Aurich (dpa) - Der Mörder der elfjährigen Lena aus Emden muss für lange Zeit in die Psychiatrie. Das Landgericht im ostfriesischen Aurich verurteilte den 19-Jährigen wegen Mordes, versuchten sexuellen Missbrauchs und gefährlicher Körperverletzung.

Das Gericht beurteilte den jungen Mann wegen einer schweren Persönlichkeitsstörung als eingeschränkt schuldfähig. «Es wird sich um ein sehr langes Wegschließen des Angeklagten handeln», sagte Richter Werner Brederlow.

Lenas Eltern verfolgten das Prozessende weinend im Gerichtssaal. Der 19-Jährige nahm das Urteil reglos und mit gesenktem Blick entgegen. Das Gericht sprach ihn außerdem schuldig, einge Monate vor dem Mord an Lena eine Joggerin bei einem Angriff schwer verletzt zu haben. Der Mann sei eine Gefahr für die Allgemeinheit, weil er seine Opfer wahllos ausgesucht habe, erklärte Richter Brederlow in seiner Urteilsbegründung.

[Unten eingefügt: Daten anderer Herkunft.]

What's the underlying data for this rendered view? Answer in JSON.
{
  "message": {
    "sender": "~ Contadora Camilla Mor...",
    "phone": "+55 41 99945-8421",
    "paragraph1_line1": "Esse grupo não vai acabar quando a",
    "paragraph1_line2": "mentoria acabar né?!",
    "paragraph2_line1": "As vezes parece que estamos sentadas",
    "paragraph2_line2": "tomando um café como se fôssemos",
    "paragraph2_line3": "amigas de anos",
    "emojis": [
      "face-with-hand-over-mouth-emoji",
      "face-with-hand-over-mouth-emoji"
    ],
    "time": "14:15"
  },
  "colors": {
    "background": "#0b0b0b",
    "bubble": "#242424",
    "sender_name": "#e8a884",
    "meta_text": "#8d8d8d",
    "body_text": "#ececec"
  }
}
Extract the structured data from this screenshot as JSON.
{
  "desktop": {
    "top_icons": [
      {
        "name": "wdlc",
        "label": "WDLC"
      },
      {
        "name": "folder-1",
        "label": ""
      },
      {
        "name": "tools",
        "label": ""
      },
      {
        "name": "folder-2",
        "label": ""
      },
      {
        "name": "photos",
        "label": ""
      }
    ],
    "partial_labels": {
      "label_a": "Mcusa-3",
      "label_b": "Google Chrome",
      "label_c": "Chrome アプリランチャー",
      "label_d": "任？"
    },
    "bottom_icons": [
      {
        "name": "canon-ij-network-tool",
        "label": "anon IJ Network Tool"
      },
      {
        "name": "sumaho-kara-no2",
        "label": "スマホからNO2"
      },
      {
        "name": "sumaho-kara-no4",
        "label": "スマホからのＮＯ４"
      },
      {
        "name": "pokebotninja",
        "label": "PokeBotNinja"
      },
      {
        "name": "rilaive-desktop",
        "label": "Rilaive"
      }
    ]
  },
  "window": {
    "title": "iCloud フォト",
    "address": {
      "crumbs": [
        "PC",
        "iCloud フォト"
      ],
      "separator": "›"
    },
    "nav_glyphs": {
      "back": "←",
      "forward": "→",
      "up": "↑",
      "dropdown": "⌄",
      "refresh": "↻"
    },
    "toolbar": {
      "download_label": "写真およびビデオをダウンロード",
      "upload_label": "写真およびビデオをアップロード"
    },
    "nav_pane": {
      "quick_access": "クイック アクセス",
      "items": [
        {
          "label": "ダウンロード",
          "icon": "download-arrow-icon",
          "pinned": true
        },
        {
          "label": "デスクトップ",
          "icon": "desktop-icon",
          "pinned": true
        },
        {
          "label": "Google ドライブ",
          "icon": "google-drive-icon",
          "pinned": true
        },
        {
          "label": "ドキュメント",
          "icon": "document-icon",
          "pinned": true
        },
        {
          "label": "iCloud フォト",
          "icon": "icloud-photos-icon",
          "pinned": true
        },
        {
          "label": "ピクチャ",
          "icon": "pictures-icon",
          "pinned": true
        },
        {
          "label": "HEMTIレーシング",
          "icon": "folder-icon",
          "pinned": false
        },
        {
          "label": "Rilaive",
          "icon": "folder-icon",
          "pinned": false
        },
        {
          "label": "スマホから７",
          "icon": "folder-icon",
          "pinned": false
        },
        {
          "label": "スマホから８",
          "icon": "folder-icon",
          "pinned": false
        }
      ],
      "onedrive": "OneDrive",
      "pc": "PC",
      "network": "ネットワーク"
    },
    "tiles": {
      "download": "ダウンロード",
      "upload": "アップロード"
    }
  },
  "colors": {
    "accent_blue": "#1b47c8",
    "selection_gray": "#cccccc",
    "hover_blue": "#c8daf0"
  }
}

Erstmals nannte der Richter in dem bis zum Urteilsspruch nicht öffentlich geführten Prozess auch grausige Details des Verbrechens, das kurz vor Ostern bundesweit für Entsetzen gesorgt hatte. Danach folgte Lena ihrem Mörder völlig arglos in das Parkhaus, wie Videobilder aus einer Überwachungskamera zeigen. In dem Gebäude warf der junge Mann Lena zu Boden. Anschließend versetzte er ihr einen Messerstich in den Hals und erwürgte sie. «Als sie sich wehrte, schrie oder weinte, brachte er sie zum Schweigen», sagte der Richter. Das Messer mit DNA-Spuren des Kindes sowie Kleidung von Lena nahm der Mörder mit nach Hause.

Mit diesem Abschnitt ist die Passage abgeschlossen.